I was fine when I woke up this morning.
Fine, that is, other than been plagued by this bug that’s been going back and forth in my family.
No, I was talking about the fact that I woke up okay.
I took something for this bug, then, as I do every morning, I lit a candle in front of a picture of Andrew that sits on the little Altar in my room.
I do this every morning. When the first candle goes out, I light another one, and then another one, until I go to bed, then, when the last candle burns out I don’t light another one until morning.
After lighting the first candle of the day, I turned around I saw Zoe, Andrew’s cat, (perennially parked on my bed), staring intently at another of Andrew’s pictures in my room.
It is a picture of Andrew when he was seventeen, dressed in his Tux for his Junior Prom.
When I first asked him, he told me that he wasn’t going to go.
But a couple of weeks later he was talking about going.
“You changed your mind?
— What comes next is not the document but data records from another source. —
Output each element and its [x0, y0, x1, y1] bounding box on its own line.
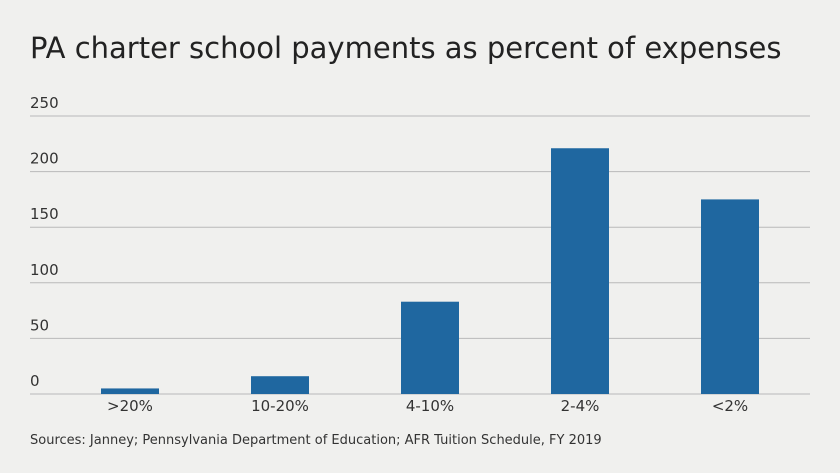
bar [101, 388, 159, 394]
x-tick-label: 10-20% [251, 397, 309, 415]
y-tick-label: 100 [30, 261, 59, 279]
y-tick-label: 0 [30, 372, 40, 390]
y-tick-label: 150 [30, 205, 59, 223]
x-tick-label: 2-4% [561, 397, 600, 415]
chart-title: PA charter school payments as percent of… [30, 31, 782, 65]
bar [401, 301, 459, 394]
bar [251, 376, 309, 394]
x-tick-label: >20% [107, 397, 153, 415]
bar [551, 148, 609, 394]
y-tick-label: 250 [30, 94, 59, 112]
y-tick-label: 50 [30, 316, 49, 334]
x-tick-label: 4-10% [406, 397, 454, 415]
y-tick-label: 200 [30, 150, 59, 168]
source-note: Sources: Janney; Pennsylvania Department… [30, 433, 602, 448]
bar [701, 199, 759, 394]
x-tick-label: <2% [712, 397, 748, 415]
How come?” I asked him, intrigued.
“Well, you see…” he often started a sentence like this when… when he started like this. “This girl, Anastasia, gave me a chocolate Reese’s, so I asked her if she wanted to go to the Prom with me and she said yes.”
I was really pleased. My son was going to the Prom with a pretty girl, and he was looking forward to it.
I remember everything about that day. Andrew collecting the flower corsage he had ordered at the florist, putting it in the fridge when he brought it home. I remember him getting dressed, his father helping him with his bow tie. His father adored him. He was so proud of everything about him.
So many memories… so many sweet memories…
And now I’ve joined Zoe staring at Andrew’s picture on the wall. Zoe’s eyes are moist, and I am crying my eyes out.
Look at his picture for yourself, and then tell me if this is a boy who should be dead. DEAD BY HIS OWN HAND!
He should be here, excited about this being his last year of college. Looking forward to graduating in May. Looking forward to going to China.
He should be here, and Zoe and I shouldn’t be staring at his picture on the wall.
Oh Andrew, my sweet, sweet Andrew… I was fine when I woke up, and now I am so miserable. I feel such pain today.